Fighting Spam: Use Wheelbarrows

CAPTCHA stands for "Completely Automated Public Turing test to tell Computers and Humans Apart." That's not good enough. We need a "Completely Automated Public Test to tell Humans and other Humans Apart" or, CAPTHHA.

Why? Read this ZDNet article: http://blogs.zdnet.com/security/?p=1835 (note: ZDNet menu completely busted in Firefox).

The article talks about the availability of broken CAPTCHAs for sale. Companies in India (possibly elsewhere, but this article highlights India) will, for a small fee ($2 for 1000), provide the means for a computer to bypass the CAPTCHA - thus disabling the CAPTCHA's sole purpose: keeping automated systems out.

Often CAPTCHAs are used to stop spammers. Hotmail, GMail, etc. use CAPTCHAs to ensure that new emails are requested by humans, not computers (since a computers can and do get 1000s of email addresses from which to send spam). Spammers can automate the sign-up, the CAPTCHA is what stops them. And enterprising companies are making it possible to break them.

I'm going to skip the potential discussions on the ethics / morality of this. It's happening, let's just look at why and what can be done about it. I'm also going to pretend that spam is the main problem being stopped. It's not.

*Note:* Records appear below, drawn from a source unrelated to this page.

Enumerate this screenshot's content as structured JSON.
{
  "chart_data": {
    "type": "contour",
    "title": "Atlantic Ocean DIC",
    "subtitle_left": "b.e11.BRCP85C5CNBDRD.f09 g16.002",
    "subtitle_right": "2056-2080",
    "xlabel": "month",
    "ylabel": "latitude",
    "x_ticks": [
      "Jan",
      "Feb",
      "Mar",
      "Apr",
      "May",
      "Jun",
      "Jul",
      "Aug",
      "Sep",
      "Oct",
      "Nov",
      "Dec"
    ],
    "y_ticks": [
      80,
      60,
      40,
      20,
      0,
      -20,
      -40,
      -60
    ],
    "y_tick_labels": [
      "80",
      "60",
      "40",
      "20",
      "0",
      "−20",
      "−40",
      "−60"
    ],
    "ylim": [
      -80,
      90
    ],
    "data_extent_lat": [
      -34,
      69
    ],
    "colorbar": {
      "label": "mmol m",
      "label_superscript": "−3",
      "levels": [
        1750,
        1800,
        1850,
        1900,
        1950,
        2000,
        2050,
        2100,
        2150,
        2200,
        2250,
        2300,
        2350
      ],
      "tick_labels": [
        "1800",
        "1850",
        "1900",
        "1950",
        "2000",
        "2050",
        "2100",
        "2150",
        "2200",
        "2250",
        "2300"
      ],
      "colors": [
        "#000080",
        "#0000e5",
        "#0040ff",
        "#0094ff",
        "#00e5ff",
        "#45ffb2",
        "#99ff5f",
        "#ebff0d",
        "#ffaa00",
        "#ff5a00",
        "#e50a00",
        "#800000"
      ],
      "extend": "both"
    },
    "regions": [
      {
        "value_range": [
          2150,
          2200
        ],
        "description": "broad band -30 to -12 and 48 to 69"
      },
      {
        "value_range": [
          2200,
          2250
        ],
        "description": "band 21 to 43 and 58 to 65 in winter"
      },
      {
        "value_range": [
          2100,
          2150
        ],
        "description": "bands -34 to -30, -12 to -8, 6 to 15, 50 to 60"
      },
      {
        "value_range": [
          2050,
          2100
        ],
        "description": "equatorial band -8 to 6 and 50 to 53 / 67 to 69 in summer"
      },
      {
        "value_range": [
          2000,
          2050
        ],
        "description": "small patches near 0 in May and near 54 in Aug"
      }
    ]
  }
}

I think the problem: the reason this happens - is a cultural understanding of labor costs has caused a fundamental flaw in the understanding of the problem. That's not to say CAPTCHAs aren't useful, even needed. CAPTCHAs make it harder or at least adds a cost associated with the abuse and that difficulty or cost will stop some would-be spammers.

But the thinking underlying CAPTCHAs is this:

Tools are cheap - we'll buy them whenever we need them. Labor is expensive, so we'll buy tools to save us labor costs.

The computer is the tool in this case. The problem that they're having is that this assumption doesn't hold true globally.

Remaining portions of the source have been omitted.